- Vilufushi Location in Maldives
- Coordinates: 02°30′18″N 73°18′15″E﻿ / ﻿2.50500°N 73.30417°E
- Country: Maldives
- Administrative atoll: Thaa Atoll
- Distance to Malé: 186.09 km (115.63 mi)

Dimensions
- • Length: 0.18766 km (0.11661 mi)
- • Width: 0.250 km (0.155 mi)

Population (2022)
- • Total: 1,081
- Time zone: UTC+05:00 (MST)

= Vilufushi =

Vilufushi (ވިލުފުށި) is an inhabited island in Maldives.

==History==
The island was very highly impacted by the 2004 tsunami, and the entire population was displaced to other islands.

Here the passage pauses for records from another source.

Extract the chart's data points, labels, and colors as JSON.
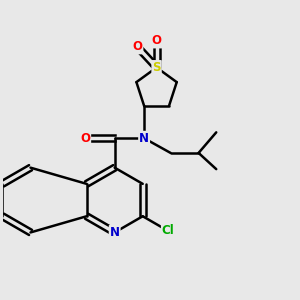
{
  "bg_color": "#e8e8e8",
  "bond_color": "#000000",
  "bond_width": 1.8,
  "colors": {
    "N": "#0000cc",
    "O": "#ff0000",
    "S": "#cccc00",
    "Cl": "#00aa00",
    "C": "#000000"
  },
  "figsize": [
    3.0,
    3.0
  ],
  "dpi": 100
}
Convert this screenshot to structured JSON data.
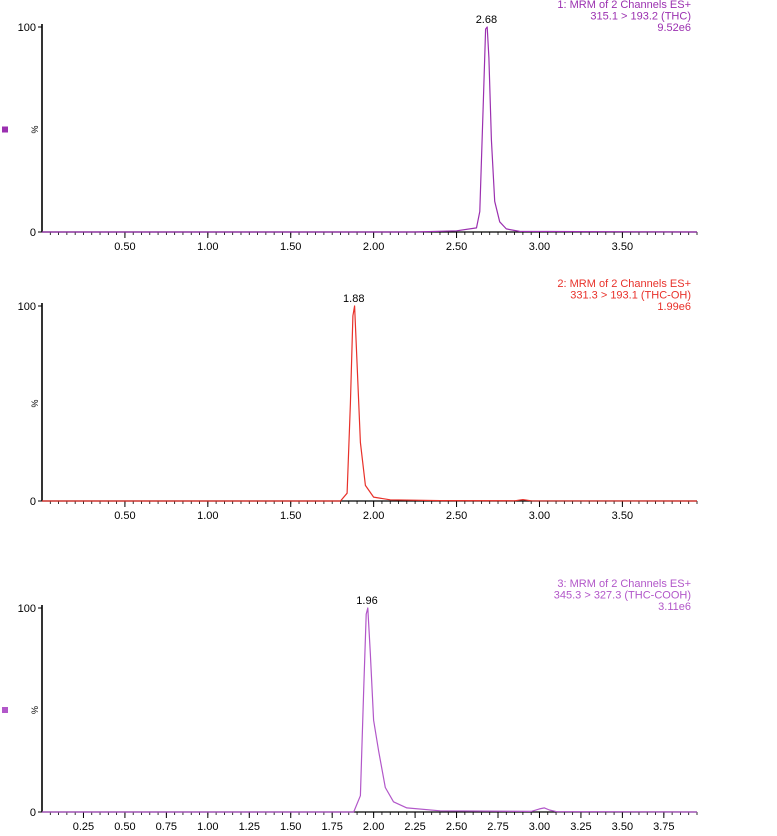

The government then took the opportunity to expand the area of the island with a land reclamation scheme and the population was returned to the island in 2009. With the help of foreign aid, new facilities were built, and fundamental needs provided for residents.

==Geography==
The island is 186.09 km south of the country's capital, Malé. Vilufushi belongs to the North Central province of the Maldives, according to government documents. It was also named Thaa Atoll, an administrative constituency.

==Economy==
Vilufushi is known for the various kinds of fishing available. Facilities have been rebuilt with the help of foreign aid, following the 2004 tsunami.